Few persons, we suppose, hitherto quite ignorant of Irish history, will compete; but we would not discourage even these. There is neither in theory nor fact any limit to the possible achievements of genius and energy. Some of the greatest works in existence were written rapidly, and many an old book-worm fails where a young book-thrasher succeeds.

Let us now consider some of the qualities which should belong to this history.

_It should, in the first place, be written from the original authorities._ We have some notion of giving a set of papers on these authorities, but there are reasons against such a course, and we counsel no man to rely on us--every one on himself; besides, such a historian should rather make himself able to teach us than need to learn from us.

However, no one can now be at a loss to know what these authorities are. A list of the choicest of them is printed on the back of the Volunteer's card for this year, and was also printed in the _Nation_.[30] These authorities are not enough for a historian. The materials, since the Revolution especially, exist mainly in pamphlets, and even for the time previous only the leading authorities are in the list. The list is not faulty in this, as it was meant for learners, not teachers; but anyone using these authorities will readily learn from them what the others are, and can so track out for himself.

There are, however, three tracts specially on the subject of Irish writers. First is Bishop Nicholson's "Irish Historical Library." It gives accounts of numerous writers, but is wretchedly meagre. In Harris's "Hibernica" is a short tract on the same subject; and in Harris's edition of Ware's works an ample treatise on _Irish Writers_.

This treatise is most valuable, but must be read with caution, as Ware was slightly, and Harris enormously, prejudiced against the native Irish and against the later Catholic writers.
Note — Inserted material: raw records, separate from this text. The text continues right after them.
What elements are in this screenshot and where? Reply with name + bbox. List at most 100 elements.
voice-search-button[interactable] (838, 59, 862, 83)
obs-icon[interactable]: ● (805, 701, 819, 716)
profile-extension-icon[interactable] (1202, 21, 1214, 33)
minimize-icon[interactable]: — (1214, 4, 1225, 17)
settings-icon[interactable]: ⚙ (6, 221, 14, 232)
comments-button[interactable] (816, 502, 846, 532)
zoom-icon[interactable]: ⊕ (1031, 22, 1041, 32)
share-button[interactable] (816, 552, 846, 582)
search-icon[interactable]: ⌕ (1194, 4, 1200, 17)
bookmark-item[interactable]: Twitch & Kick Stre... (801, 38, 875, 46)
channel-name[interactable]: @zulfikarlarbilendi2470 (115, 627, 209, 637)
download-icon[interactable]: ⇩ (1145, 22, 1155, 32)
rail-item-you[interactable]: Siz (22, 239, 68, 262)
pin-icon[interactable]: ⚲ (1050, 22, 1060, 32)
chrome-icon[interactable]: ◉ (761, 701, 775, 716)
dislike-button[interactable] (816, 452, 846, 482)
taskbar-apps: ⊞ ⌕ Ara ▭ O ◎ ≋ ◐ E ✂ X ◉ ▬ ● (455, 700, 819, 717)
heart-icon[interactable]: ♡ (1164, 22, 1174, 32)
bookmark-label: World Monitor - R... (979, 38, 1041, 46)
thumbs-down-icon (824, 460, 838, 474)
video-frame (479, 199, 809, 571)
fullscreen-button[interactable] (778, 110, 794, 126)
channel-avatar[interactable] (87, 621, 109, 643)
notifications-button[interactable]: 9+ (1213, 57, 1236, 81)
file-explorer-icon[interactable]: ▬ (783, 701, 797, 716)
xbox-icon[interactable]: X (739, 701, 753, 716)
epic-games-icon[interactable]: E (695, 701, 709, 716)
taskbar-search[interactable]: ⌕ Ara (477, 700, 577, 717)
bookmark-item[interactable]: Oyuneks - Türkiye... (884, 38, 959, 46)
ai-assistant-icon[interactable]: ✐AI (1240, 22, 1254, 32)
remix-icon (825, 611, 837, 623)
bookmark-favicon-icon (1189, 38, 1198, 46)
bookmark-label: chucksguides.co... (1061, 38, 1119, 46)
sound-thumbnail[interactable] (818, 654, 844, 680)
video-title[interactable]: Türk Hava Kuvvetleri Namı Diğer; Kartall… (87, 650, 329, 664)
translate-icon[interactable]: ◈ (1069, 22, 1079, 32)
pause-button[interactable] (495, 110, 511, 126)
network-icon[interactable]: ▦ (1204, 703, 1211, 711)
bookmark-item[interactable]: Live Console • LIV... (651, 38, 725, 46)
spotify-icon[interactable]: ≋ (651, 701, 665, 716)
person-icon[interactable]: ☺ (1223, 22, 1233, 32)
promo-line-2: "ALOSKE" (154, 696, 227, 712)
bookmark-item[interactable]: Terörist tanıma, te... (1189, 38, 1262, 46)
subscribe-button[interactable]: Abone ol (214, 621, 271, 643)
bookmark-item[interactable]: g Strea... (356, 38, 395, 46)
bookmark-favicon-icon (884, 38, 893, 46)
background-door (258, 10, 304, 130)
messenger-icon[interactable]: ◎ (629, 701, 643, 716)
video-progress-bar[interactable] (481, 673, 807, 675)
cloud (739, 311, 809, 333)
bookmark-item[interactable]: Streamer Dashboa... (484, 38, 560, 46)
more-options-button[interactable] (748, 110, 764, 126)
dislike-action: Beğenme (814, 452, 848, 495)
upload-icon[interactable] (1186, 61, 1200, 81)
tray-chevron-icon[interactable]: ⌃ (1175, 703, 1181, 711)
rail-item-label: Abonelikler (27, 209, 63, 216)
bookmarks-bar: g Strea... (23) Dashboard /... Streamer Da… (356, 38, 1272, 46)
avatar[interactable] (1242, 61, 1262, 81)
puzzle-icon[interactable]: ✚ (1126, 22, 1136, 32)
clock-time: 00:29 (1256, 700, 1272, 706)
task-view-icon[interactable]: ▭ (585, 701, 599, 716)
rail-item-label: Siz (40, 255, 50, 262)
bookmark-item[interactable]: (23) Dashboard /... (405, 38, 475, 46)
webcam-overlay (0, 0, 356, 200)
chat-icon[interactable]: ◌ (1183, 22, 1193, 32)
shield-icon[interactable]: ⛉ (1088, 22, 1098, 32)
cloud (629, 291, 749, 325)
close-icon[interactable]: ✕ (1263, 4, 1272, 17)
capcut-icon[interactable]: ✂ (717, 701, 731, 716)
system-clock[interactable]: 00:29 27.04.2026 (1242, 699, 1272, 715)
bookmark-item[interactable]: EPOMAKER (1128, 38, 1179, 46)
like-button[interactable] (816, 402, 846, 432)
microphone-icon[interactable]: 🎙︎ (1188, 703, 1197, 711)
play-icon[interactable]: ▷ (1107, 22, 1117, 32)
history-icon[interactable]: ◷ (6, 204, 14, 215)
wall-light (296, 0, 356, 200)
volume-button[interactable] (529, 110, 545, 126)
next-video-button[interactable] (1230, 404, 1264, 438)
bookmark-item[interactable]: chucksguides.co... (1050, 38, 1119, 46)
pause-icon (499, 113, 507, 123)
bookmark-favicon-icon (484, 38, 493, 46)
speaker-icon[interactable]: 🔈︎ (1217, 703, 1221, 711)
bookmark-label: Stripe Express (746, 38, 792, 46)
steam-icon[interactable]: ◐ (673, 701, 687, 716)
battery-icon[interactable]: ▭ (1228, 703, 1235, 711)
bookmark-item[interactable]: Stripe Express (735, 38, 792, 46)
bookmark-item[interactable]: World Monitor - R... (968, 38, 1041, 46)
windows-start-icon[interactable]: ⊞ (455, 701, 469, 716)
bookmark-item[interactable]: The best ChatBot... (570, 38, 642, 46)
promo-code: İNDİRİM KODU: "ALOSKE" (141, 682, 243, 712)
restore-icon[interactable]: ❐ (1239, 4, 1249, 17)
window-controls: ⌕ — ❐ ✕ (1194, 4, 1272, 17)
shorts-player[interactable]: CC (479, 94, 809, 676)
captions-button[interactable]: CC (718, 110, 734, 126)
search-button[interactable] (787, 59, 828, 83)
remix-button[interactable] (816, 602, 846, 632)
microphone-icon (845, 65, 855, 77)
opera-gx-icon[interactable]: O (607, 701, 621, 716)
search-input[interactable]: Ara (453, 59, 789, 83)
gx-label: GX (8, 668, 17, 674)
The criticisms of Harris, indeed, on all books relative to the Religious Wars are partial and deceptious; but we repeat that the work is of great value.

The only more recent work on the subject is a volume written by Edward O'Reilly, for the Iberno-Celtic Society, on the Native Irish Poets: an interesting work, and containing morsels invaluable to a picturesque historian.

By the way, we may hope that the studies for this prize history will be fruitful for historical ballads.

Too many of the original works can only be bought at an expense beyond the means of most of those likely to compete. For instance, Harris's "Ware," "Fynes Moryson," and "The State Papers of Henry the Eighth,"

are very dear. The works of the Archaeological Society can only be got by a member. The price of O'Connor's "Rerum Hibernicarum Scriptores Veteres" is eighteen guineas; and yet, in it alone the annals of Tigernach, Boyle, Innisfallen, and the early part of the "Four Masters"

are to be found. The great majority of the books, however, are tolerably cheap; some of the dearer books might be got by combination among several persons, and afterwards given to the Repeal Reading-rooms.

However, persons resident in, or able to visit Dublin, Cork, or Belfast, can study all, even the scarcest of these works, without any real difficulty.

As to the qualities of such a history, they have been concisely enough intimated by the Committee.

It is to be A HISTORY. One of the most absurd pieces of cant going is that against history, because it is full of wars, and kings, and usurpers, and mobs. History describes, and is meant to describe, _forces_, not proprieties--the mights, the acted realities of men, bad and good--their historical importance depending on their mightiness, not their holiness. Let us by all means have, then, a "graphic"

narrative of what was, not a set of moral disquisitions on what ought to have been.